The hidden history of product placement

Journal of Broadcasting & Electronic Media, Dec, 2006 by Jay Newell, Charles T. Salmon, Susan Chang

It took a movie about a child-sized alien lost on Earth to place the advertising practice of product placement into the public consciousness. In E.T. the Extra-Terrestrial (Kennedy & Spielberg, 1982) the alien followed a trail of Hershey's Reese's Pieces to his new home. The movie was a hit, sales of Reese's Pieces increased dramatically, and to some the product placement industry was born (Snyder, 1992; Van Biema, 1982). Product placement in motion pictures is now valued at $1.2 billion annually, with television revenues exceeding $1.8 billion (Kivijarv, 2005).

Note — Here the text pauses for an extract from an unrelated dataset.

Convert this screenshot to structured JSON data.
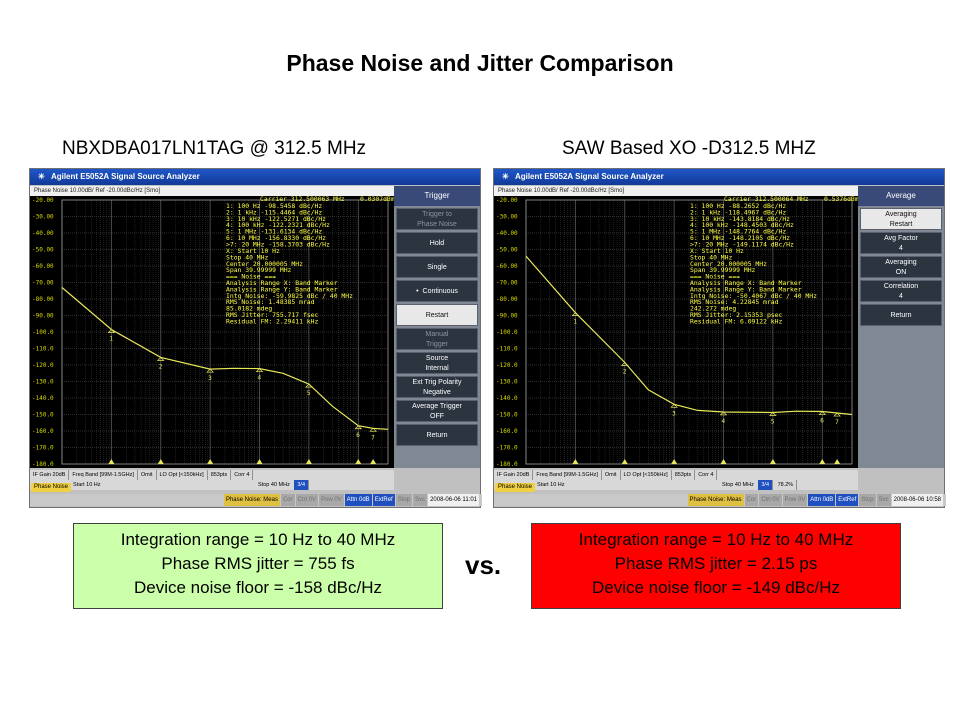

However, this research will contend that product placement was a sophisticated sub-business long before E.T. that was fully integrated into the making and marketing of mass media content as early as the 1920s and that product placement in mass media began with the birth of motion picture projection in the mid-1890s. This research traces the development of product placement from its earliest years to the breakthrough success of E.T. in the early 1980s and shows how product advertising had been intertwined with the business dealings of the motion picture and television communities from their earliest days.

This research also explicates the development of mass media business rationales for product placement. It shows that in motion pictures, product placement was initially the result of intermarrying family ties with business but quickly transformed into a method of reducing the cost of motion picture production while providing no-cost exposure for products. As the distribution of programming changed from local to national, the movie industry soon learned to tie on-screen placements of products with offscreen promotion, thus increasing the potential audience while reducing the out-of-pocket advertising costs.

However, for television, the product placement was seen as a threat to advertising revenue, and an underground trade developed in which program staffs worked with manufacturers' publicity agents to promote products on air. The rewards of product placement available to motion picture producers were less relevant to the television industry, and the strains of grafting motion picture style placements into television are still evident today.

Defining and Researching the Development of Product Placement

The scholarly literature that mentions the development of product placement rarely identifies instances of product placement as occurring prior to the 1980s, and those that do are inconsistent in their evaluation of the beginnings of product placement. Balasubramanian (1994) suggested that product placement was not an organized business until the mid-1980s, whereas Miller (1990a, 1990b) argued that product placement was an unstructured part of Hollywood operations until movies such as E.T. successfully intermixed artistic and commercial endeavors. Wasko (1994) acknowledged instances of product placement as beginning in motion pictures of the mid-1940s, but Eckert (1978) noted activity that would today be called product placement as taking place first in the 1930s.

The term product placement did not come into scholarly or trade use until the 1980s (e.g., Harmetz, 1983), so locating product placement within the mass media industry must begin with a brief look at industry terms that began during the early growth of movie marketing: exploitation, tie-ups, and tie-ins. In the first years of filmmaking, when motion pictures were promoted locally as packages of multiple films and not nationally as individual titles, exploitation referred to any sort of publicity that might generate attendance (DeBauche, 1985; Staiger, 1990). Beginning around 1915, as promotion for motion picture attendance began to focus on individual titles, the term exploitation became differentiated from both paid advertising and press relations to indicate promotional events, such as contests and giveaways (Gaines, 1990). Within exploitation, the on-screen use of products was variously termed "publicity by motion picture" (Dench, 1916), "moving picture advertising" ("Ethics of Motion Picture Advertisers," 1930), "co-operative advertising" (Harrower, 1932), "plugs" ("Firms Get Free Ads," 1939), "tie-in advertising" ("Tie-In Advertising," 1951) and "trade outs" (Lees & Berkowitz, 1978), or simply "exploitation" (Steele, 1925). However, the terms that endured from the 1920s onward through the 1970s were tie-ups (Barry & Sargeant, 1927) and more recently tie-ins ("Tie-In Advertising," 1951), both terms interchangeable and representing a cooperative venture between a media maker and manufacturer, in which on-screen exposure of a product, offscreen endorsement by an actor, or a combination of on-screen appearances and offscreen endorsements were traded for paid advertising and unpaid promotions by the manufacturer (Eckert, 1978).

The tie-up offered benefits for multiple players in the filmmaking and distribution industry. For the motion picture producer, the tie-up delivered free props. For the manufacturer, the tie-up provided in-theater exposure for products to a captive audience and the chance for the product to be associated with well-known actors on- and offscreen. In addition, the tie-up created the marketing option to use footage or publicity stills from the movie in the company's outside advertising. Besides being a direct pitch for the product and the manufacturer, this "as seen in the motion picture ..." advertising was a boon to the motion picture distributor, providing zero-cost advertising for the picture.